Alerting: You may want to establish a baseline and set an alert if hashrate falls some amount below that baseline

VDF Step Number

Metric: vdf_step

This metric tracks the current VDF step number of the node - either calculated locally or received from a trusted VDF server.

You expect this number to increase roughly every second.

Alerting: We recommend starting with an alert that goes off if there are fewer than 200 steps in a 5-minute period.

Block Height

Metric: arweave_block_height

This metric tracks the height of the node's current tip block. We expect this number to increase roughly every 2 minutes, but there can be substantial variation in the block time.

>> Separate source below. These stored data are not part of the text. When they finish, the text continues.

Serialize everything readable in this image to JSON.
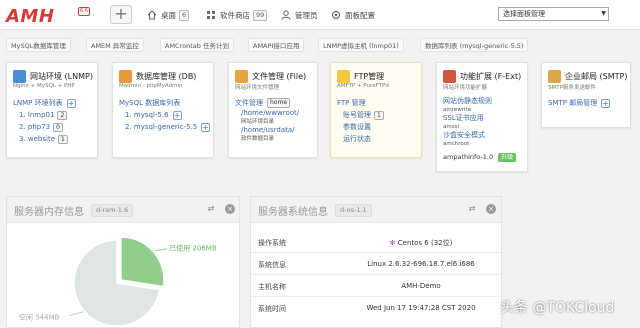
{
  "brand": {
    "logo": "AMH",
    "version": "6.6"
  },
  "nav": {
    "desktop": {
      "label": "桌面",
      "count": "6"
    },
    "store": {
      "label": "软件商店",
      "count": "99"
    },
    "admin": {
      "label": "管理员"
    },
    "panel_config": {
      "label": "面板配置"
    },
    "select": {
      "value": "选择面板管理"
    }
  },
  "shortcuts": [
    "MySQL数据库管理",
    "AMEM 异常监控",
    "AMCrontab 任务计划",
    "AMAPI接口应用",
    "LNMP虚拟主机 (lnmp01)",
    "数据库列表 (mysql-generic-5.5)"
  ],
  "cards": {
    "web": {
      "title": "网站环境 (LNMP)",
      "sub": "Nginx + MySQL + PHP",
      "list_title": "LNMP 环境列表",
      "items": [
        {
          "label": "1. lnmp01",
          "num": "2"
        },
        {
          "label": "2. php73",
          "num": "0"
        },
        {
          "label": "3. website",
          "num": "1"
        }
      ]
    },
    "db": {
      "title": "数据库管理 (DB)",
      "sub": "Madmin - phpMyAdmin",
      "list_title": "MySQL 数据库列表",
      "items": [
        {
          "label": "1. mysql-5.6"
        },
        {
          "label": "2. mysql-generic-5.5"
        }
      ]
    },
    "file": {
      "title": "文件管理 (File)",
      "sub": "网站环境文件管理",
      "link": "文件管理",
      "home": "home",
      "paths": [
        {
          "path": "/home/wwwroot/",
          "desc": "网站环境目录"
        },
        {
          "path": "/home/usrdata/",
          "desc": "软件数据目录"
        }
      ]
    },
    "ftp": {
      "title": "FTP管理",
      "sub": "AMFTP + PureFTPd",
      "link": "FTP 管理",
      "items": [
        {
          "label": "账号管理",
          "num": "1"
        },
        {
          "label": "参数设置"
        },
        {
          "label": "运行状态"
        }
      ]
    },
    "ext": {
      "title": "功能扩展 (F-Ext)",
      "sub": "网站环境功能扩展",
      "items": [
        {
          "label": "网站伪静态规则",
          "sub": "amrewrite"
        },
        {
          "label": "SSL证书应用",
          "sub": "amssl"
        },
        {
          "label": "沙盒安全模式",
          "sub": "amchroot"
        }
      ],
      "last": "ampathinfo-1.0",
      "upgrade": "升级"
    },
    "mail": {
      "title": "企业邮局 (SMTP)",
      "sub": "SMTP服务发送邮件",
      "link": "SMTP 邮局管理"
    }
  },
  "memory": {
    "title": "服务器内存信息",
    "tag": "d-ram-1.6",
    "used_label": "已使用 206MB",
    "free_label": "空闲 544MB",
    "used_mb": 206,
    "free_mb": 544
  },
  "system": {
    "title": "服务器系统信息",
    "tag": "d-os-1.1",
    "rows": [
      {
        "key": "操作系统",
        "value": "Centos 6 (32位)"
      },
      {
        "key": "系统信息",
        "value": "Linux 2.6.32-696.18.7.el6.i686"
      },
      {
        "key": "主机名称",
        "value": "AMH-Demo"
      },
      {
        "key": "系统时间",
        "value": "Wed Jun 17 19:47:28 CST 2020"
      }
    ]
  },
  "watermark": "头条 @TOKCloud"
}
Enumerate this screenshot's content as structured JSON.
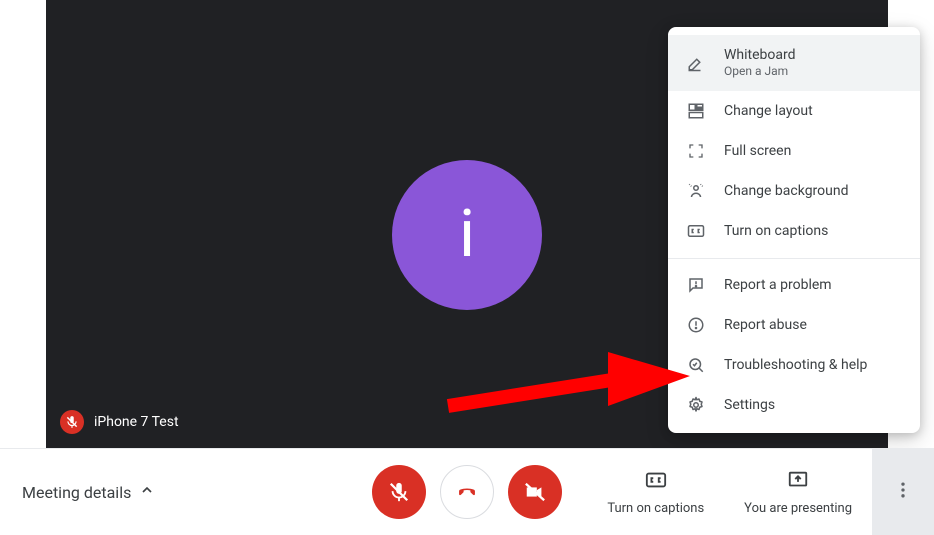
{
  "participant": {
    "avatar_letter": "i",
    "name": "iPhone 7 Test"
  },
  "bottom": {
    "meeting_details_label": "Meeting details",
    "captions_label": "Turn on captions",
    "presenting_label": "You are presenting"
  },
  "menu": {
    "whiteboard": {
      "label": "Whiteboard",
      "subtitle": "Open a Jam"
    },
    "change_layout": "Change layout",
    "full_screen": "Full screen",
    "change_background": "Change background",
    "turn_on_captions": "Turn on captions",
    "report_problem": "Report a problem",
    "report_abuse": "Report abuse",
    "troubleshooting": "Troubleshooting & help",
    "settings": "Settings"
  },
  "colors": {
    "accent_purple": "#8a56d8",
    "red": "#d93025",
    "arrow_red": "#ff0000"
  }
}
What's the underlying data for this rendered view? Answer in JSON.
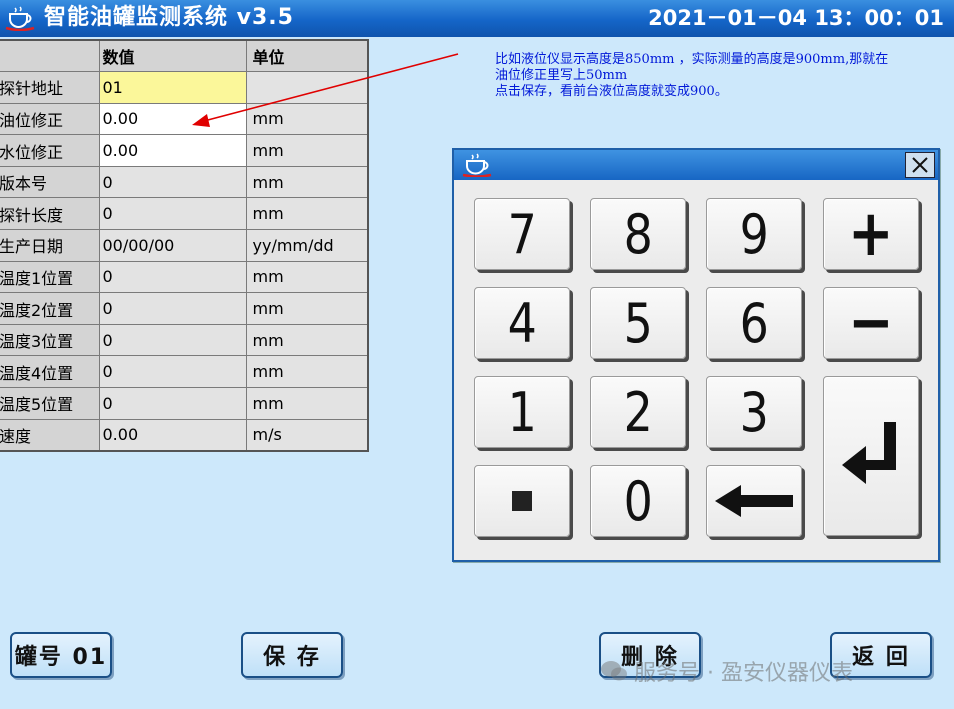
{
  "header": {
    "title": "智能油罐监测系统 v3.5",
    "datetime": "2021－01－04  13：00：01"
  },
  "table": {
    "columns": [
      "",
      "数值",
      "单位"
    ],
    "rows": [
      {
        "label": "探针地址",
        "value": "01",
        "unit": ""
      },
      {
        "label": "油位修正",
        "value": "0.00",
        "unit": "mm"
      },
      {
        "label": "水位修正",
        "value": "0.00",
        "unit": "mm"
      },
      {
        "label": "版本号",
        "value": "0",
        "unit": "mm"
      },
      {
        "label": "探针长度",
        "value": "0",
        "unit": "mm"
      },
      {
        "label": "生产日期",
        "value": "00/00/00",
        "unit": "yy/mm/dd"
      },
      {
        "label": "温度1位置",
        "value": "0",
        "unit": "mm"
      },
      {
        "label": "温度2位置",
        "value": "0",
        "unit": "mm"
      },
      {
        "label": "温度3位置",
        "value": "0",
        "unit": "mm"
      },
      {
        "label": "温度4位置",
        "value": "0",
        "unit": "mm"
      },
      {
        "label": "温度5位置",
        "value": "0",
        "unit": "mm"
      },
      {
        "label": "速度",
        "value": "0.00",
        "unit": "m/s"
      }
    ]
  },
  "annotation": {
    "line1": "比如液位仪显示高度是850mm ，实际测量的高度是900mm,那就在",
    "line2": "油位修正里写上50mm",
    "line3": "点击保存，看前台液位高度就变成900。"
  },
  "keypad": {
    "keys": [
      "7",
      "8",
      "9",
      "+",
      "4",
      "5",
      "6",
      "−",
      "1",
      "2",
      "3",
      "0"
    ],
    "close_icon": "close-icon",
    "dot_icon": "dot-icon",
    "backspace_icon": "left-arrow-icon",
    "enter_icon": "enter-icon"
  },
  "buttons": {
    "tank": "罐号 01",
    "save": "保 存",
    "delete": "删 除",
    "back": "返 回"
  },
  "watermark": "服务号 · 盈安仪器仪表",
  "colors": {
    "background": "#cde8fb",
    "titlebar": "#1565c8",
    "annotation": "#0018d8",
    "arrow": "#e00000",
    "address_cell": "#fbf79a"
  }
}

Alerting: We recommend alerting if you don't see a new block in 15 minutes.

VDF Step Behind

Metric: block_vdf_advance

This metric tracks how many VDF steps the node is behind the last block it processed. A negative number means the node is ahead of the VDF step in the latest block.

If this number grows too large it can indicate that the node's VDF or VDF server is too slow or has fallen behind.

Alerting: We recommend setting an alert at 200, and adjusting as needed.

Syncing and Packing Metrics

Sample dashboard in Grafana

Sync Requests

Metric: http_client_get_chunk_duration_seconds_count

This metric tracks the the number of GET /chunk2 requests that your node makes to peers. This is the primary method through which a node syncs chunks during the Syncing and Packing phase.

Debugging: If you believe your sync rate is too slow, consulting this graph might explain why. Your node should pull data from several peers at once - if this isn't the case, your node could be in the process of searching for healthier peers.

Average Sync Latency

Metrics: http_client_get_chunk_duration_seconds_sum and http_client_get_chunk_duration_seconds_count

This panel tracks the average latency of GET /chunk2 requests to peers.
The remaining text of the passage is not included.